Jensen Huang, Nvidia CEO

Unconfirmed

  • Reports circulating about a $100 billion size for the overall funding round have not been substantiated by Nvidia or OpenAI; the $100 billion figure remains unverified.
  • The precise dollar amount and legal terms of Nvidia’s contribution have not been disclosed publicly; the company described the planned stake as “huge” but gave no figures.
  • Any details about board seats, preferential pricing or exclusive supply commitments tied to this investment have not been confirmed.

Bottom Line

Nvidia’s public confirmation that it will take part in OpenAI’s current funding round is a notable development that signals closer commercial alignment between a leading GPU supplier and a prominent AI developer. While Nvidia framed the move as a substantial, potentially record-sized investment for the company, it withheld concrete financial details, leaving analysts and customers to assess strategic implications based on limited public information.

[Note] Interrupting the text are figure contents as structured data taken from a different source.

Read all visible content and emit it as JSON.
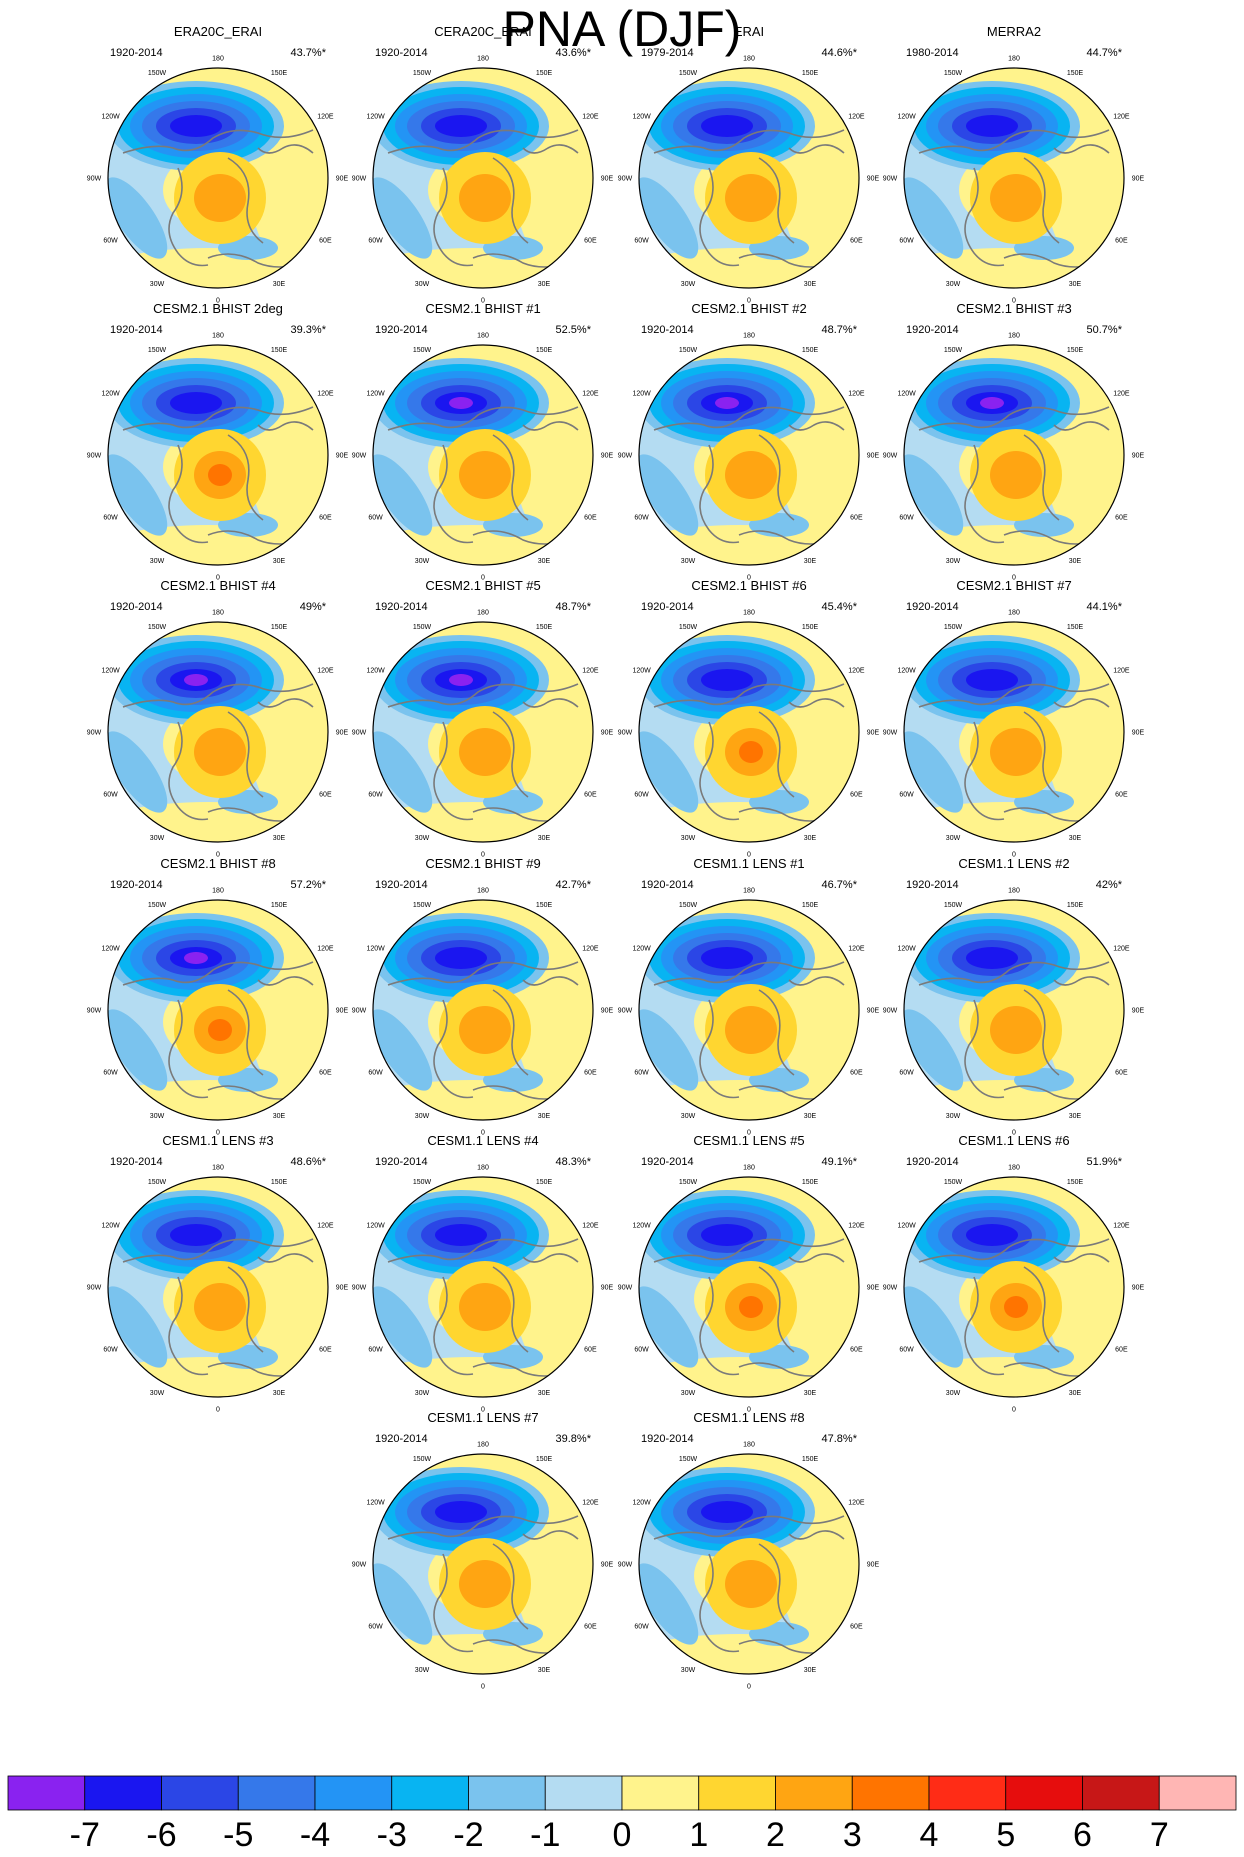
{
  "title": "PNA (DJF)",
  "chart_data": {
    "type": "polar-contour-map-panels",
    "variable": "PNA (DJF)",
    "map_projection": "north polar stereographic",
    "longitude_labels": [
      "180",
      "150W",
      "150E",
      "120W",
      "120E",
      "90W",
      "90E",
      "60W",
      "60E",
      "30W",
      "30E",
      "0"
    ],
    "panels": [
      {
        "title": "ERA20C_ERAI",
        "period": "1920-2014",
        "variance": "43.7%*",
        "min_level": -6,
        "max_level": 2
      },
      {
        "title": "CERA20C_ERAI",
        "period": "1920-2014",
        "variance": "43.6%*",
        "min_level": -6,
        "max_level": 2
      },
      {
        "title": "ERAI",
        "period": "1979-2014",
        "variance": "44.6%*",
        "min_level": -6,
        "max_level": 2
      },
      {
        "title": "MERRA2",
        "period": "1980-2014",
        "variance": "44.7%*",
        "min_level": -6,
        "max_level": 2
      },
      {
        "title": "CESM2.1 BHIST 2deg",
        "period": "1920-2014",
        "variance": "39.3%*",
        "min_level": -6,
        "max_level": 3
      },
      {
        "title": "CESM2.1 BHIST #1",
        "period": "1920-2014",
        "variance": "52.5%*",
        "min_level": -7,
        "max_level": 2
      },
      {
        "title": "CESM2.1 BHIST #2",
        "period": "1920-2014",
        "variance": "48.7%*",
        "min_level": -7,
        "max_level": 2
      },
      {
        "title": "CESM2.1 BHIST #3",
        "period": "1920-2014",
        "variance": "50.7%*",
        "min_level": -7,
        "max_level": 2
      },
      {
        "title": "CESM2.1 BHIST #4",
        "period": "1920-2014",
        "variance": "49%*",
        "min_level": -7,
        "max_level": 2
      },
      {
        "title": "CESM2.1 BHIST #5",
        "period": "1920-2014",
        "variance": "48.7%*",
        "min_level": -7,
        "max_level": 2
      },
      {
        "title": "CESM2.1 BHIST #6",
        "period": "1920-2014",
        "variance": "45.4%*",
        "min_level": -6,
        "max_level": 3
      },
      {
        "title": "CESM2.1 BHIST #7",
        "period": "1920-2014",
        "variance": "44.1%*",
        "min_level": -6,
        "max_level": 2
      },
      {
        "title": "CESM2.1 BHIST #8",
        "period": "1920-2014",
        "variance": "57.2%*",
        "min_level": -7,
        "max_level": 3
      },
      {
        "title": "CESM2.1 BHIST #9",
        "period": "1920-2014",
        "variance": "42.7%*",
        "min_level": -6,
        "max_level": 2
      },
      {
        "title": "CESM1.1 LENS #1",
        "period": "1920-2014",
        "variance": "46.7%*",
        "min_level": -6,
        "max_level": 2
      },
      {
        "title": "CESM1.1 LENS #2",
        "period": "1920-2014",
        "variance": "42%*",
        "min_level": -6,
        "max_level": 2
      },
      {
        "title": "CESM1.1 LENS #3",
        "period": "1920-2014",
        "variance": "48.6%*",
        "min_level": -6,
        "max_level": 2
      },
      {
        "title": "CESM1.1 LENS #4",
        "period": "1920-2014",
        "variance": "48.3%*",
        "min_level": -6,
        "max_level": 2
      },
      {
        "title": "CESM1.1 LENS #5",
        "period": "1920-2014",
        "variance": "49.1%*",
        "min_level": -6,
        "max_level": 3
      },
      {
        "title": "CESM1.1 LENS #6",
        "period": "1920-2014",
        "variance": "51.9%*",
        "min_level": -6,
        "max_level": 3
      },
      {
        "title": "CESM1.1 LENS #7",
        "period": "1920-2014",
        "variance": "39.8%*",
        "min_level": -6,
        "max_level": 2
      },
      {
        "title": "CESM1.1 LENS #8",
        "period": "1920-2014",
        "variance": "47.8%*",
        "min_level": -6,
        "max_level": 2
      }
    ],
    "colorbar": {
      "levels": [
        -7,
        -6,
        -5,
        -4,
        -3,
        -2,
        -1,
        0,
        1,
        2,
        3,
        4,
        5,
        6,
        7
      ],
      "labels": [
        "-7",
        "-6",
        "-5",
        "-4",
        "-3",
        "-2",
        "-1",
        "0",
        "1",
        "2",
        "3",
        "4",
        "5",
        "6",
        "7"
      ],
      "colors": [
        "#8a22f0",
        "#1a16f0",
        "#2b46e6",
        "#3578ea",
        "#2394f5",
        "#08b4f2",
        "#7ac3ee",
        "#b4dcf2",
        "#fff38c",
        "#ffd630",
        "#ffa512",
        "#ff7400",
        "#ff2c16",
        "#e60d0d",
        "#c71717",
        "#ffb6b4"
      ]
    }
  }
}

Observers should watch for formal disclosures that clarify the size and terms of Nvidia’s stake and any contractual arrangements affecting hardware access or competitive neutrality. Those details will determine whether the investment accelerates collaborative innovation with limited frictions or raises new questions about market concentration and customer treatment.

Sources

  • Bloomberg — news report (media): coverage of Jensen Huang’s comments in Taipei, Jan 31, 2026; article updated Feb 1, 2026.